Andy:
The answer to your first question is that GAMS only allocates memory to the
nonzero values stored in a parameter.
The “option profile=1;” statement that you seem to be using will tell you
have many nonzeros there are associated with each statement. Using the
ramsey.gms model from the GAMS Library you get something like:
---- 67 Assignment beta 0.000 0.000 SECS 4 Mb 11
---- 68 Assignment beta 0.000 0.000 SECS 4 Mb 11
---- 77 Assignment a 0.000 0.000 SECS 4 Mb 0
---- 78 Assignment al 0.000 0.000 SECS 4 Mb 11
where the last number is the number of nonzeros in the parameter after the
assignment. For the model generation part the numbers are like
---- 138 Solve Init ramsey 0.000 0.000 SECS 6 Mb
---- 102 Equation cc 0.000 0.000 SECS 6 Mb 11
---- 104 Equation kk 0.000 0.000 SECS 6 Mb 10
---- 106 Equation tc 0.000 0.000 SECS 6 Mb 1
---- 108 Equation util 0.000 0.000 SECS 6 Mb 1
and the last number is the number of equations in each block.

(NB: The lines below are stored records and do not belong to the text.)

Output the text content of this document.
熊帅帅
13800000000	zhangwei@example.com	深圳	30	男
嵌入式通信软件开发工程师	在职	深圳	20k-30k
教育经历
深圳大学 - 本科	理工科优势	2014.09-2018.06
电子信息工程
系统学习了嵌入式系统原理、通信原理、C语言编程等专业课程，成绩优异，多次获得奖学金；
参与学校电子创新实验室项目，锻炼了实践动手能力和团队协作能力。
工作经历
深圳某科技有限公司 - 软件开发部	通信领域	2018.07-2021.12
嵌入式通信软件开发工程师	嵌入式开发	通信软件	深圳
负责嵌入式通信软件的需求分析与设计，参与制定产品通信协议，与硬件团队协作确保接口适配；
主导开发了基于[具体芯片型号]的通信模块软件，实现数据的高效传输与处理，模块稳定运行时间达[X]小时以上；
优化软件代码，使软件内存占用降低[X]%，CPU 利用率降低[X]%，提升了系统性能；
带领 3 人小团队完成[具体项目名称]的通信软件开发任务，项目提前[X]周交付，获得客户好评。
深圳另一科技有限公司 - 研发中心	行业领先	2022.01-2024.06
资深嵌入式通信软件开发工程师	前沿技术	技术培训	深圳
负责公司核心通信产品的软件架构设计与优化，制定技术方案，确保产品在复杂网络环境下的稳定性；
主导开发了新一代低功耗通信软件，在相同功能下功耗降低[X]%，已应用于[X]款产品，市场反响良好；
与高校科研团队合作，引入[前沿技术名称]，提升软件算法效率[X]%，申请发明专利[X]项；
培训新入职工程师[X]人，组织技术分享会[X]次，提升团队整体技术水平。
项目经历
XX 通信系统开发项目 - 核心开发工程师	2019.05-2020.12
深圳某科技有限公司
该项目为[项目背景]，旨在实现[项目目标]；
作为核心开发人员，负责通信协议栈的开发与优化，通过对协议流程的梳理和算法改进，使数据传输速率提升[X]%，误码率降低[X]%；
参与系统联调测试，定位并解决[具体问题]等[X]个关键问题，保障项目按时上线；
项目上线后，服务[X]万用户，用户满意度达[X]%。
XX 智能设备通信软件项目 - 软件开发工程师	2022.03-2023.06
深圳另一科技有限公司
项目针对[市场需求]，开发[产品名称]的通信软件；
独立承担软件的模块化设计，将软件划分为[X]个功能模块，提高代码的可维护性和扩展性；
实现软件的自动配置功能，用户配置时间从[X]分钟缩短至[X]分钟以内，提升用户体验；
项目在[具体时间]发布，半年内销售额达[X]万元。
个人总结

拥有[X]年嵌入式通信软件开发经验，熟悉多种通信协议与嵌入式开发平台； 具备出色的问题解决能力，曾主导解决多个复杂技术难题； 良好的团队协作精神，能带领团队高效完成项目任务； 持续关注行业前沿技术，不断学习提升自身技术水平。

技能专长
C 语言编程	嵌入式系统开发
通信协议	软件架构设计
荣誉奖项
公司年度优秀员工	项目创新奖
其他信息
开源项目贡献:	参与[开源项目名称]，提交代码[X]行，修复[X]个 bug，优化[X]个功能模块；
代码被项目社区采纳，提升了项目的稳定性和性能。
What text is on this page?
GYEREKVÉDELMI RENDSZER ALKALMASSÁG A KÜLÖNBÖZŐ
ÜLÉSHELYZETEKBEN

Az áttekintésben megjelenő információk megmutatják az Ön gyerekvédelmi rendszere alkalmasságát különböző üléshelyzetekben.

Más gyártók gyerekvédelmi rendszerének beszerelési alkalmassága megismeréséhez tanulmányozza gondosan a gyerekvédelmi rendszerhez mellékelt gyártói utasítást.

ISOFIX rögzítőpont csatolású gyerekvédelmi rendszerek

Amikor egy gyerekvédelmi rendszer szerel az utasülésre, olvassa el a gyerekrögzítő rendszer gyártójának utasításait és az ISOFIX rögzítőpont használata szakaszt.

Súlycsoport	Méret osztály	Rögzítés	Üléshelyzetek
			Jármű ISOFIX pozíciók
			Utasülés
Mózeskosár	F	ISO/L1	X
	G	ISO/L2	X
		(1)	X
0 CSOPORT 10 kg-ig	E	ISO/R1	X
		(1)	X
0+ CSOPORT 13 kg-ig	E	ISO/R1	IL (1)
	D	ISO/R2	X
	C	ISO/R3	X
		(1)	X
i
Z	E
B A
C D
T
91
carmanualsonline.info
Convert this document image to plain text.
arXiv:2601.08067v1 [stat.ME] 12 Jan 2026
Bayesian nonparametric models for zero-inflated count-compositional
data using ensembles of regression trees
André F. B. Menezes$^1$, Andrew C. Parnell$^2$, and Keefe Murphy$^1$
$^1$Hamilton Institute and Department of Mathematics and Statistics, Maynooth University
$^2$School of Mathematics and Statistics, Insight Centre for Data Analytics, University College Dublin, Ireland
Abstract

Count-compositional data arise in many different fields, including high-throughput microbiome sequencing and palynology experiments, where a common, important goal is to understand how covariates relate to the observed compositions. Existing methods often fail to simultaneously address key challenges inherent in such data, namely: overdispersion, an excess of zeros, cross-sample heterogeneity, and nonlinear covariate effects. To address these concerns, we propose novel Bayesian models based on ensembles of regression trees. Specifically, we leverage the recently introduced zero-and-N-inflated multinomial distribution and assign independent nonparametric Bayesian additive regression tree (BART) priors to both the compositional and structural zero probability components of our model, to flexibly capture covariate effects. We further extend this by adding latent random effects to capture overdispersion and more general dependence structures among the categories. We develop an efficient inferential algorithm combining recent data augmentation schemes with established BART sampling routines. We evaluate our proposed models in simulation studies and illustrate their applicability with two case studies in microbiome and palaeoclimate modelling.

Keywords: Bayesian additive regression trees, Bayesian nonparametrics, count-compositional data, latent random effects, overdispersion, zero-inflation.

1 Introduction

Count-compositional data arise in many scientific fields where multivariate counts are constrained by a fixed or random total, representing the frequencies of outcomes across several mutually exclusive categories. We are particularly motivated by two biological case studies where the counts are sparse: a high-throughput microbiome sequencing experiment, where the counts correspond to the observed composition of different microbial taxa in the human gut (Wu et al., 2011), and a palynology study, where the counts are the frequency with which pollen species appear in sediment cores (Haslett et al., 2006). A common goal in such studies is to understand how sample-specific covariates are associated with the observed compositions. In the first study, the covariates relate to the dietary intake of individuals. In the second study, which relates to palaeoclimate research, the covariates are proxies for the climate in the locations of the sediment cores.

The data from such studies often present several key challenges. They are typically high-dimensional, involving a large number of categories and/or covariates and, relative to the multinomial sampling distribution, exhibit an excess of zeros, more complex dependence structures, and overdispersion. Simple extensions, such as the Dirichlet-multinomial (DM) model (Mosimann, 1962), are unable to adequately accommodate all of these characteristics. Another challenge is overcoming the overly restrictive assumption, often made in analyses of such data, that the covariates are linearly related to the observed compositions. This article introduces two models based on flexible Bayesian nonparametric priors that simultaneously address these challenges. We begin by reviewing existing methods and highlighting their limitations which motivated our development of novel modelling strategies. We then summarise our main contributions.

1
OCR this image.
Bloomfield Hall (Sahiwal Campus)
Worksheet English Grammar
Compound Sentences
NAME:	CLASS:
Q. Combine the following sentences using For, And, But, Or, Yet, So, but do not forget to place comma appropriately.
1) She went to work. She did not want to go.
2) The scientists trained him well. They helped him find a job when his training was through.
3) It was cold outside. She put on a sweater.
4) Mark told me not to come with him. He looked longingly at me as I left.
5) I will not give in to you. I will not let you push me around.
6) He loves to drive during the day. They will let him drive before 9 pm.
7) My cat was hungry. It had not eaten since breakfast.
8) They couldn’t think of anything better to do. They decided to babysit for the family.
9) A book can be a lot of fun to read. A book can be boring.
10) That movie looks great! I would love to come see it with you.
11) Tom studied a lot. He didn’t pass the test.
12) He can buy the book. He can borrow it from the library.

One type of statement that I have found sometimes uses a lot of memory is:
Var.fx(I,j,k) = 0;
The rule about only storing nonzero value does not apply for variables. Here
GAMS only store ‘non-default variable records’. For a variable GAMS stores
the four numbers var.lo, var.up, var.l, and var.m. If just one of these four
numbers is non-default then the whole record is stored. For a positive
variable the default is (0,+inf,0,0) and similarly for other variable types.
When you fix a variable it is bound to be non-default. Instead of fixing,
use $-conditions in the equations to avoid the variable you do not want.
Anyway, look for the statements where the amount of memory (the second to
last number in the profile output) increases a lot.
Good hunt
Arne
Arne Stolbjerg Drud
ARKI Consulting & Development A/S
Bagsvaerdvej 246A, DK-2880 Bagsvaerd, Denmark
Phone: (+45) 44 49 03 23, Fax: (+45) 44 49 03 33, email: adrud@arki.dk
-----Original Message-----
From: gamsworld@googlegroups.com [mailto:gamsworld@googlegroups.com] On
Behalf Of AC
Sent: Wednesday, March 28, 2012 12:50 AM
To: gamsworld
Subject: How Can I: identify memory hogs
Hi
We have a model that is starting to get large and we think this is causing
us execution time problems (12hrs before the solve begins).
The profile option shows us that right before the solve statement it was
over 12Gb. We would like to start trying to manage this and get the memory
usage down.
There are definitely some parameters we have which are over populated, we
calc values for them but never end up using them. As a made up example,
imagine we calculate a TransportCost(i,j) between all nodes i and j, yet
when we solve the model we only ever consider transporting between a subset
of nodes. In this case we could get smarter and only calculate a
TransportCost(i,j) for the valid transport routes.
The calculation time of the parameters does not seem to be the issue, we did
some profiling and the worst line of code was only 30secs. We suspect the
issue is memory usage and paging etc, so if we can crank the memory usage
down then this might help.
My question is:
-
could someone confirm that GAMS will use less memory if we more sparsely
populate our parameters. I guess I am asking if GAMS pre- allocates all the
memory it needs for a parameter, or whether it populates it on the fly.
-
is there any easy way to identify which parameters are major size/ memory
hogs? Being able to quickly see which parameters are the killers and then
figuring out if we are over populating them would be really helpful as we
could focus of the worst offenders first.